Ah, then, I thought, that is the problem: 'accept' is only done, if the
matched phrase is followed by the end of the input. $end, I thought,
is a pseudotoken, which signifies the end of input from the lexer
(the original yacc behaves like this, I think). 

-> But than i cannot explain, why in the first case, I get a match,
   which ist not obtained in the second case.
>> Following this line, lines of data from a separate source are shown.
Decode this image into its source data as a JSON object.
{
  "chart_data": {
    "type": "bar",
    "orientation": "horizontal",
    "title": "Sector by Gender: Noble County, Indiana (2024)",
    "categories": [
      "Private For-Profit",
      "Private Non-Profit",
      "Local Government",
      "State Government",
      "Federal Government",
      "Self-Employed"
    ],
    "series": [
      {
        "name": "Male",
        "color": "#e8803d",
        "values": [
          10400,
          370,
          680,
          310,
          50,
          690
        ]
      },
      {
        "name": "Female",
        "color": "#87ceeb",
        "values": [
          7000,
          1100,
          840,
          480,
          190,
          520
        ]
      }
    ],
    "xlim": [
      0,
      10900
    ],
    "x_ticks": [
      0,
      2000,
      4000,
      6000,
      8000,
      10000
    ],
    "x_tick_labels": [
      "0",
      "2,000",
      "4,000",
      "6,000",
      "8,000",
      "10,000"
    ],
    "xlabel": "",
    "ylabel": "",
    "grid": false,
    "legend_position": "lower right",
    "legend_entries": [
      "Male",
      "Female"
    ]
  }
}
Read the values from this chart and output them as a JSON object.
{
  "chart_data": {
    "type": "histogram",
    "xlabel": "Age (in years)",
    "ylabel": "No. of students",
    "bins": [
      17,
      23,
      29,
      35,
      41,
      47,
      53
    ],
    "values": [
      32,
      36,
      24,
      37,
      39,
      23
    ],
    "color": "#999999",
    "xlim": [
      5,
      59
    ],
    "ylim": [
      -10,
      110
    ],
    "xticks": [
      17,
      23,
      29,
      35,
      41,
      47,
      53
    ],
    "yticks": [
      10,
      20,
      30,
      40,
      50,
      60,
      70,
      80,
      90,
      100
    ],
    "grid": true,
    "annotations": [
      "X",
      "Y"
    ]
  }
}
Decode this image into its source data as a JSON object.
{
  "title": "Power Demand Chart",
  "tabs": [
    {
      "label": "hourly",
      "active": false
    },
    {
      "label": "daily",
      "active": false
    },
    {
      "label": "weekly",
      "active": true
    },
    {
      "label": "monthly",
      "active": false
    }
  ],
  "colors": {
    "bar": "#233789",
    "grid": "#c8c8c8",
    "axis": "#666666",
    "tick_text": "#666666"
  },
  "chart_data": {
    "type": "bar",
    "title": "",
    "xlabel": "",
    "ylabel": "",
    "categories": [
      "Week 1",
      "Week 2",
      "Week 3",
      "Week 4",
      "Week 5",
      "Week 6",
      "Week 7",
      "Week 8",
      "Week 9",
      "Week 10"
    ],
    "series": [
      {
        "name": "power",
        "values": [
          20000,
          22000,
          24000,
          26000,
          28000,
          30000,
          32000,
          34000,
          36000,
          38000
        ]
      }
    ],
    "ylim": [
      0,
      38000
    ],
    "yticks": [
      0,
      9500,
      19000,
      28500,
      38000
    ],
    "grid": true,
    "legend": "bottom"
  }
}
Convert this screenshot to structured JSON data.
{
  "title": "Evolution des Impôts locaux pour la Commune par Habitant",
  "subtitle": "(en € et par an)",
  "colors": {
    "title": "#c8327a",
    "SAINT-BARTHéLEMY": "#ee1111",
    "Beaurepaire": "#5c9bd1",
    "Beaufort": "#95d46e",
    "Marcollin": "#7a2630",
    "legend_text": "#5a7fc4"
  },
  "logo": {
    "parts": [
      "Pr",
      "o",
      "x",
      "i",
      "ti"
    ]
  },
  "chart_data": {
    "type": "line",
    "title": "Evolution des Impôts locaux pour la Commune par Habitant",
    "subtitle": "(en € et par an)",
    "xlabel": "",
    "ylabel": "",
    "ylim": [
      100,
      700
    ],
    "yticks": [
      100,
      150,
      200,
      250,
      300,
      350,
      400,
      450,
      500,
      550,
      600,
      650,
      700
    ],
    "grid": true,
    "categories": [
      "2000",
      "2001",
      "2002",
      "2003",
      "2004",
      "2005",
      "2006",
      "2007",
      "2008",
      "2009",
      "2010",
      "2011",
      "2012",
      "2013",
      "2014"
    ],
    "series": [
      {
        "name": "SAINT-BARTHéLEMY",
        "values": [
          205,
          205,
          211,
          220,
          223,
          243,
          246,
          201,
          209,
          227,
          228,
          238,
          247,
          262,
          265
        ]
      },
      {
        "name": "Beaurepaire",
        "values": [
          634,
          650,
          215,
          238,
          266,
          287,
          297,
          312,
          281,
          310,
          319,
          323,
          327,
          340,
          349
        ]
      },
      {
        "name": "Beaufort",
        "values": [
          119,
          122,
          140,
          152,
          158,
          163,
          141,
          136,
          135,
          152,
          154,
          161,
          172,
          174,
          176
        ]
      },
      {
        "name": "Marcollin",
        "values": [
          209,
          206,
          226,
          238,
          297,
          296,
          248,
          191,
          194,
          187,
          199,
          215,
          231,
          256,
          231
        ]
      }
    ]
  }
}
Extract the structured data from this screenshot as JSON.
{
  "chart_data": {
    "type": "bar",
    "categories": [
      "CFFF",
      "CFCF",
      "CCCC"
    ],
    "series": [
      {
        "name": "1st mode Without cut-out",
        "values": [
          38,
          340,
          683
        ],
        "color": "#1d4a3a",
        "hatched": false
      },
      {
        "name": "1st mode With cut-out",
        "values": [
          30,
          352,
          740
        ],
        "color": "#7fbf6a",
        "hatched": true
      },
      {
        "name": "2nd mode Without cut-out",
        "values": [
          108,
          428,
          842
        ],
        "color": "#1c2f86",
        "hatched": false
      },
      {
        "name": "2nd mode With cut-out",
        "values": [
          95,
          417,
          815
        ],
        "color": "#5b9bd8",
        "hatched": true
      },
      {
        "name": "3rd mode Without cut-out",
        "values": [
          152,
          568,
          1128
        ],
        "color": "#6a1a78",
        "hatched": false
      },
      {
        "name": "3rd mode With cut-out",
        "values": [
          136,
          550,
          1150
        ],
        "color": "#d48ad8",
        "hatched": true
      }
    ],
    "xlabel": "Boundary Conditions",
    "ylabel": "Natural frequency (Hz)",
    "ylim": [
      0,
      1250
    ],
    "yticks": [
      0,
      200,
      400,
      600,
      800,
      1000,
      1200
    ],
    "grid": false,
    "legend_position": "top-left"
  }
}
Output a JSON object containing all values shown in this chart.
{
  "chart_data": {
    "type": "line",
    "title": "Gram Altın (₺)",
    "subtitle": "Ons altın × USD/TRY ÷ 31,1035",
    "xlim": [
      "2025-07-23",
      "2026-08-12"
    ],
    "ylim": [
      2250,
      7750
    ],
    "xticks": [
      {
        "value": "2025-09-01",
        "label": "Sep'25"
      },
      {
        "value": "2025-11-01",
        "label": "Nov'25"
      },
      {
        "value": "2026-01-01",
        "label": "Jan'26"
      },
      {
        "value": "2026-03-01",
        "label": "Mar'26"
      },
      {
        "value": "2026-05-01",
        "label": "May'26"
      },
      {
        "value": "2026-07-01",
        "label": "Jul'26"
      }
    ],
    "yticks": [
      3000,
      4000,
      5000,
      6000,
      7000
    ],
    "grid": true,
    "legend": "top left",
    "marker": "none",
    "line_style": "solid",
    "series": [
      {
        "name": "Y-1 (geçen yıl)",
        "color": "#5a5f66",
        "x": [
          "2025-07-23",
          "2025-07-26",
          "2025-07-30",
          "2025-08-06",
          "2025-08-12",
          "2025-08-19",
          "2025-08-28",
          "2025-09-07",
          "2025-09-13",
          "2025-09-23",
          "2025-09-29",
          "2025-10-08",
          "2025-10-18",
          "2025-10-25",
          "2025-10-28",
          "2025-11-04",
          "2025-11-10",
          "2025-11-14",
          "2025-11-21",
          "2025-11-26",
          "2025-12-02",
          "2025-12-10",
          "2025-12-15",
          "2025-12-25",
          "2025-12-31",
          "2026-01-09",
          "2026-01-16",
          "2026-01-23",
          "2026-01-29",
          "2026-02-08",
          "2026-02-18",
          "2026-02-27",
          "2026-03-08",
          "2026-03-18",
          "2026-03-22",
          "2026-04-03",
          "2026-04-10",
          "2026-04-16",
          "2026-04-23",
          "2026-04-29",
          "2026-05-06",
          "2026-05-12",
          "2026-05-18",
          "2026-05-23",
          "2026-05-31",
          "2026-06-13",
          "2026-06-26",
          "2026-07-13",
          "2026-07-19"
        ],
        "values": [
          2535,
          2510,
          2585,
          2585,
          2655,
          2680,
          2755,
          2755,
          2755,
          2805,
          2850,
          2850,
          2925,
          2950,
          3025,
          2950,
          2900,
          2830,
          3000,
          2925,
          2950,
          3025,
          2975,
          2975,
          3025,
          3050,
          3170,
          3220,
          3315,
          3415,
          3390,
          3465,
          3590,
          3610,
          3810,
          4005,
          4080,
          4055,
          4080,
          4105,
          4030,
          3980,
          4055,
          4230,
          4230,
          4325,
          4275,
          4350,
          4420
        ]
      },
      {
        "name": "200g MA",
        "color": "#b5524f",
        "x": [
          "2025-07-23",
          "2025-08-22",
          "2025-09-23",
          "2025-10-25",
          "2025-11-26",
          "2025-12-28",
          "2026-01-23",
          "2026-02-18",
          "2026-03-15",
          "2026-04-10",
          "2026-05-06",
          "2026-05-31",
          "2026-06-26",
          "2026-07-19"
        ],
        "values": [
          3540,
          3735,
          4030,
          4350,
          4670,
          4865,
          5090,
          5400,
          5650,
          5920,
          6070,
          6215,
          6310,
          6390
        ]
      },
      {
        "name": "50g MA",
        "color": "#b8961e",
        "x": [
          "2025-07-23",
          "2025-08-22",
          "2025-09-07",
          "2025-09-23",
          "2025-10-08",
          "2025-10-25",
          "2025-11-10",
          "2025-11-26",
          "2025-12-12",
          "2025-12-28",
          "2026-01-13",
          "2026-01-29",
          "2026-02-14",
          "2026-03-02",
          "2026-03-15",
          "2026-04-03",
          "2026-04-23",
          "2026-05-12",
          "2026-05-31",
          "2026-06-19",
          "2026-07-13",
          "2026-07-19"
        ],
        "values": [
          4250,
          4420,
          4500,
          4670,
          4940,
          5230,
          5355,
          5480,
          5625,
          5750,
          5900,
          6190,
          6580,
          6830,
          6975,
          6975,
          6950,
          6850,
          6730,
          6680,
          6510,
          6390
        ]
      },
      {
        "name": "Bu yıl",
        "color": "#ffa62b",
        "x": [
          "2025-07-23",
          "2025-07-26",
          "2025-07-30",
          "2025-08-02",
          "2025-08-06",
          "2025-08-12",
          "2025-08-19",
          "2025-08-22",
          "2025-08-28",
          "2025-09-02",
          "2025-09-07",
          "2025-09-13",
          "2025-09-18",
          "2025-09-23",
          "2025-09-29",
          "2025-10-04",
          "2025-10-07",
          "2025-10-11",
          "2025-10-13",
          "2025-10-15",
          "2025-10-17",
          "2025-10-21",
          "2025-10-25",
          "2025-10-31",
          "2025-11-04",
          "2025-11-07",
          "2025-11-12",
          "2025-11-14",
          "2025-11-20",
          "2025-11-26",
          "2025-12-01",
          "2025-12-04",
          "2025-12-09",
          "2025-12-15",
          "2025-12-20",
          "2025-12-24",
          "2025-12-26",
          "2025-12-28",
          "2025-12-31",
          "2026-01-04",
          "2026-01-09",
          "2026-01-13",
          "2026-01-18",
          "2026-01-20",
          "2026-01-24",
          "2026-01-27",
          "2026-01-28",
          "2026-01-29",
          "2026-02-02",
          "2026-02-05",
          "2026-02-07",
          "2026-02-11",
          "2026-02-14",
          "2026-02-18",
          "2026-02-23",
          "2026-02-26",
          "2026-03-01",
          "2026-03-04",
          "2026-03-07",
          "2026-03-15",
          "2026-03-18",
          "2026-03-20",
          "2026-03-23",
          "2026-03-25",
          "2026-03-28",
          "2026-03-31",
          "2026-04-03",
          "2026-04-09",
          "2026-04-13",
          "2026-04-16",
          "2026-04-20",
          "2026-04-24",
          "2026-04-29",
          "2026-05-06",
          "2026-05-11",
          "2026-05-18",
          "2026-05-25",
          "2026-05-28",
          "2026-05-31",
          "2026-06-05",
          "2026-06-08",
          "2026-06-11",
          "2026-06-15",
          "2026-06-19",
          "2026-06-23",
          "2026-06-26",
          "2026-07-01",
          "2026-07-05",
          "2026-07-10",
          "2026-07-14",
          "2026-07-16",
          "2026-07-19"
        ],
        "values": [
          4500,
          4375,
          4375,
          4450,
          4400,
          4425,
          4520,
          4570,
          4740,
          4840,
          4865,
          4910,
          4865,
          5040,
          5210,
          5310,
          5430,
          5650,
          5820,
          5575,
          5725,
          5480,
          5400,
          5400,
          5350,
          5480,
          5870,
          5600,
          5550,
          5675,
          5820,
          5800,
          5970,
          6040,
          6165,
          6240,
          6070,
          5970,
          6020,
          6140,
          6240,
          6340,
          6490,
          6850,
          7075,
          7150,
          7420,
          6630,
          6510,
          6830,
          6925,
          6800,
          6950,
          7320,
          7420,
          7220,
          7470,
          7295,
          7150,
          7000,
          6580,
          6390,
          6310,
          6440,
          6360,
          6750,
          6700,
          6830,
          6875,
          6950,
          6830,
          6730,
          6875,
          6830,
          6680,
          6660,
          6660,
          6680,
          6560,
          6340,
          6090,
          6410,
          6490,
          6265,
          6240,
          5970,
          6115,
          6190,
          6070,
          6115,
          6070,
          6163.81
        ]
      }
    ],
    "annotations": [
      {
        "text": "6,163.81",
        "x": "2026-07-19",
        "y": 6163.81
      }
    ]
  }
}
Is the generation
   of parse tables erronous ? 

-> What is the meaning of $end ? It cannot be the end of input,
   since from the example in the manual I understand, that a
   parser/lexer-combination might be called on an input stream 
   repeatedly. 
   
   On the other side, to match just the longest prefix sentence 
   in the input, I'd more expect a state with '. accept'  after
   entries, which check all the tokens, wether it is possible to 
   continue parsing ie 'WORD shift 17'.

-> My original idea was to collect the tokens to larger tokens, and to
   pass them to another parser, ie letting the parser act as part of a
   (handwritten) lexer to another parser.  Now I read something about
   'the parsers not being reentrant' ? Is that true ? Does that mean
   the calling sequence

   parser1 -> function1 (as lexer to parser1)
           -> parser2
           -> lexer2

   will not work ?


Can anyone comment on this, possibly showing me THE LIGHT :-) ?


Regards -- Markus